Я презирал себя. В тот вечер я много выпил и под конец стал ввязываться в драки и цепляться к девкам в одном из баров на улице Леандро Алема. Я выбрал женщину, которая показалась мне самой порочной, и затеял спор с матросом, непристойно над ней подшутившим. Не помню, что произошло потом, кажется, к удовольствию посетителей, мы подрались, и нас растащили. Затем мы с этой женщиной оказались на улице. Свежий воздух пошел мне на пользу. Под утро я повел ее в мастерскую. Как только мы вошли, она стала смеяться над картиной, стоявшей на мольберте. (Сказал ли я, что после «Материнства» моя живопись понемногу менялась, будто герои и предметы прежних работ пережили вселенскую катастрофу? Я вернусь к этому позднее, но сейчас мне хочется продолжить рассказ о том, что случилось в те роковые дни.) Женщина смеясь стала разглядывать картину, а потом посмотрела на меня, как бы требуя объяснений. Вы догадываетесь, что мне было наплевать на мнение, которое эта несчастная могла составить о моем искусстве. Я сказал, что не стоит тратить времени на ерунду.
Мы были уже в постели, как вдруг меня поразило страшное сходство: выражение лица этой румынки напоминало то, какое я однажды подметил у Марии.
— Шлюха! — закричал я исступленно, с отвращением отодвигаясь. — Конечно, она шлюха!
Румынка изогнулась, как змея, и до крови укусила меня в руку. Она решила, что я говорю о ней. Я пинками выставил девку из мастерской, крича, что убью ее как собаку, если она сейчас же не уберется прочь. Меня тошнило от презрения и ненависти ко всему человечеству. Она ушла, осыпая меня бранью, хотя я бросил ей вслед очень много денег.
Я долго стоял ошеломленный, не в силах разобраться в своих чувствах. Наконец я принял решение: пошел в ванную комнату, наполнил ванну холодной водой, разделся и залез в нее. Мне хотелось прояснить некоторые вещи, и я оставался там, пока не пришел в себя. Постепенно ко мне вернулась обычная четкость суждений. Я старался размышлять как можно более трезво, чувствуя, что нащупал точку опоры.
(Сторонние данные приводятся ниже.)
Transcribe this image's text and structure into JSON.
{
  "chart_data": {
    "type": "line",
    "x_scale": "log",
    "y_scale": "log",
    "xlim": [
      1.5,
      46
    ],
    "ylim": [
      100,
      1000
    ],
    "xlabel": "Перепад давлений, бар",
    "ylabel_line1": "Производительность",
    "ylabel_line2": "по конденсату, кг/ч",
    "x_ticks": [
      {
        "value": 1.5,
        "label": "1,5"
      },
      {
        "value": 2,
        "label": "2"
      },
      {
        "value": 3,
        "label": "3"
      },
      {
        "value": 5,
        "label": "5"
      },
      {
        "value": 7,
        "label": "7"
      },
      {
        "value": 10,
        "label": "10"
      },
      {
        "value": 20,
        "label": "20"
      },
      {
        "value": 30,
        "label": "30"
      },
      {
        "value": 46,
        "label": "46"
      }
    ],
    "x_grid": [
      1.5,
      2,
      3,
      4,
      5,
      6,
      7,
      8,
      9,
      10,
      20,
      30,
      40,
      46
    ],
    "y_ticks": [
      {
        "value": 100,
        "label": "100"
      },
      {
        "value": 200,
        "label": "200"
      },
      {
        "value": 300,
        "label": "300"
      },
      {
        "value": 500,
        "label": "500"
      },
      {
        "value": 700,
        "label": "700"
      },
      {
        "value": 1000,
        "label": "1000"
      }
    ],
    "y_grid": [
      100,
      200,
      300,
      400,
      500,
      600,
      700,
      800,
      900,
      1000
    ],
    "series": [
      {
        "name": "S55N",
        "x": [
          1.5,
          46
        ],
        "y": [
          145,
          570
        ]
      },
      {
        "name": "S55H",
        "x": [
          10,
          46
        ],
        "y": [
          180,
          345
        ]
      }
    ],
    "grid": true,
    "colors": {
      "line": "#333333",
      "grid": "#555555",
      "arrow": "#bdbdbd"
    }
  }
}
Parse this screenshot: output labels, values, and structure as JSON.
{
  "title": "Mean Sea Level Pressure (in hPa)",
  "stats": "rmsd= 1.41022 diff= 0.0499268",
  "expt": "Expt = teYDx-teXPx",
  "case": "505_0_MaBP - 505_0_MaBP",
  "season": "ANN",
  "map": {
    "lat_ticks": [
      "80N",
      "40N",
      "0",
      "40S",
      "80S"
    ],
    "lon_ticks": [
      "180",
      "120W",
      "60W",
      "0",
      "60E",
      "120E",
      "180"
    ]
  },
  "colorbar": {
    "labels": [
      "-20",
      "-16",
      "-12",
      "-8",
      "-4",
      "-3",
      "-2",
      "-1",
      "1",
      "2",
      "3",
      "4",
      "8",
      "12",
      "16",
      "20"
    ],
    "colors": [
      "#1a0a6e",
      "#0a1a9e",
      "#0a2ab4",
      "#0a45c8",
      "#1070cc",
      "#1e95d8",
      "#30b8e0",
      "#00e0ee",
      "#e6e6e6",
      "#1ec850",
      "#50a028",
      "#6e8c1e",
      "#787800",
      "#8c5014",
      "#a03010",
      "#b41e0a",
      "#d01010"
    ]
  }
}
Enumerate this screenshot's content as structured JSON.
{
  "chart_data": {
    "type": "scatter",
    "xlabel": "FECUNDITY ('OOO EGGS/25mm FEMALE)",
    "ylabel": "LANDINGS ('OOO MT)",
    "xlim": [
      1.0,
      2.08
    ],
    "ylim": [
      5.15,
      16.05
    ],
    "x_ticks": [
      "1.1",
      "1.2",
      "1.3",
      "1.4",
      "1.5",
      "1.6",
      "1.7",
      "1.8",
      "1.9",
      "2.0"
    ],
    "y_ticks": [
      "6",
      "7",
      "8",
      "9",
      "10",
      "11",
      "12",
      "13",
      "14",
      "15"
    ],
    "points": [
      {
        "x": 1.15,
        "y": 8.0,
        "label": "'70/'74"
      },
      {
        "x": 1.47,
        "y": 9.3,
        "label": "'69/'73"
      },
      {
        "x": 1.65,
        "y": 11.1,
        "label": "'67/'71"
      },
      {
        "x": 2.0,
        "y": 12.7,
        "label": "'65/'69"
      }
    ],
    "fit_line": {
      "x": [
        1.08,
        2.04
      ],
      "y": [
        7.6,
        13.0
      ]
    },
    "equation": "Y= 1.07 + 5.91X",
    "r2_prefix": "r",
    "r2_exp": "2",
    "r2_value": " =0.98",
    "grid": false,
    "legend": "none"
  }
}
От чего я повел отсчет? В ответ на ум пришло сразу несколько слов. Ими были: румынка, Мария, проститутка, наслаждение, симуляция. Из этих слов должно было сложиться нечто существенное, в них таилась истина, от которой необходимо было оттолкнуться. Я сделал несколько усилий, чтобы расставить слова в нужном порядке, наконец мне удалось сформулировать ужасный, но неизбежный вывод: выражение лица проститутки и Марии было одинаково; проститутка симулировала наслаждение, значит, и Мария симулировала наслаждение; Мария — проститутка.